Single by Brooks & Dunn

from the album Steers & Stripes
- B-side: "Husbands and Wives"
- Released: February 12, 2001
- Recorded: 2001
- Genre: Country rock
- Length: 3:22
- Label: Arista Nashville 69048
- Songwriters: Rivers Rutherford Tom Shapiro
- Producers: Kix Brooks Ronnie Dunn Mark Wright

Brooks & Dunn singles chronology
| "You'll Always Be Loved by Me" (2000) | "Ain't Nothing 'bout You" (2001) | "Only in America" (2001) |

= Ain't Nothing 'bout You =

"Ain't Nothing 'bout You" is a song written by Tom Shapiro and Rivers Rutherford and recorded by American country music duo Brooks & Dunn. It was released on February 12, 2001, as the first single from Brooks & Dunn’s album Steers & Stripes. The song was nominated by the Country Music Association for Single of the Year. It spent six consecutive weeks as the No. 1 song on the US Country chart, and eventually ranked as the chart's No. 1 song of 2001. It also reached No. 25 on the Billboard Hot 100 chart and ranked No. 71 for the year on that chart.

In 2019, Brooks & Dunn re-recorded "Ain't Nothing 'bout You" with American country music artist Brett Young for their album Reboot. In 2024, they re-recorded the song once again for their album Reboot II, this time featuring Megan Moroney.

==Critical reception==
Chuck Taylor, of Billboard magazine reviewed the song favorably calling it "a sultry, hook-laden tune that finds Ronnie Dunn in fine vocal form." He says that this single represents a departure from Brooks & Dunn's signature honky-tonk style.

==Cover versions==
Country/pop music singer Taylor Swift covered the song from The Last Rodeo Tour.

==Music video==
The music video was released in March 2001. It was directed by Trey Fanjoy and features a model (then-unknown Alana de la Garza of Law & Order fame) as the central character. It was shot in an abandoned warehouse, and shot in green. It was also the only video by the duo to be directed by Fanjoy. Throughout the video, the model is seen in different layouts. The duo are seen performing with a full band on a high platform and in front of a screen, projecting the model's scenes. The model is also seen poking her head through thin blinds in both the first and last images of the video.

==Chart positions==
"Ain't Nothing 'bout You" debuted at No. 48 on the U.S. Billboard Hot Country Singles & Tracks chart for the week of February 17, 2001.

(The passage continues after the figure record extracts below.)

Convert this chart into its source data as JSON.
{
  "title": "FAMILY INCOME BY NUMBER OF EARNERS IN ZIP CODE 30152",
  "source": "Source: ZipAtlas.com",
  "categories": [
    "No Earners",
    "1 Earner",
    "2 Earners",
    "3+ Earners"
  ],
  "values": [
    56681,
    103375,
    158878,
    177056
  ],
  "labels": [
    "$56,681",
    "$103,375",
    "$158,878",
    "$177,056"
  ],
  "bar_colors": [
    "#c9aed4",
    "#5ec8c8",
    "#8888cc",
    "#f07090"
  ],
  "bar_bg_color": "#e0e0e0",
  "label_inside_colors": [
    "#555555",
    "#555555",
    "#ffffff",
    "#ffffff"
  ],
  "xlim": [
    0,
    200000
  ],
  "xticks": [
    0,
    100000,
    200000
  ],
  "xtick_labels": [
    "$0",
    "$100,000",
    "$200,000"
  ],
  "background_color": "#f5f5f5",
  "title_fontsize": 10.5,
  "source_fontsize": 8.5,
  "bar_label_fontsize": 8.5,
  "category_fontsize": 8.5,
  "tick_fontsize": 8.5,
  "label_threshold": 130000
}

| Chart (2001) | Peak position |
|---|---|
| US Hot Country Songs (Billboard) | 1 |
| US Billboard Hot 100 | 25 |

=== Year-end charts ===

Year-end chart performance for "Ain't Nothing 'bout You"
| Chart (2001) | Position |
|---|---|
| Canada Radio (Nielsen BDS) | 91 |
| US Country Songs (Billboard) | 1 |
| US Billboard Hot 100 | 71 |

==Certifications==

| Region | Certification | Certified units/sales |
| United States (RIAA) | 2× Platinum | 2,000,000^{‡} |
^{‡} Sales+streaming figures based on certification alone.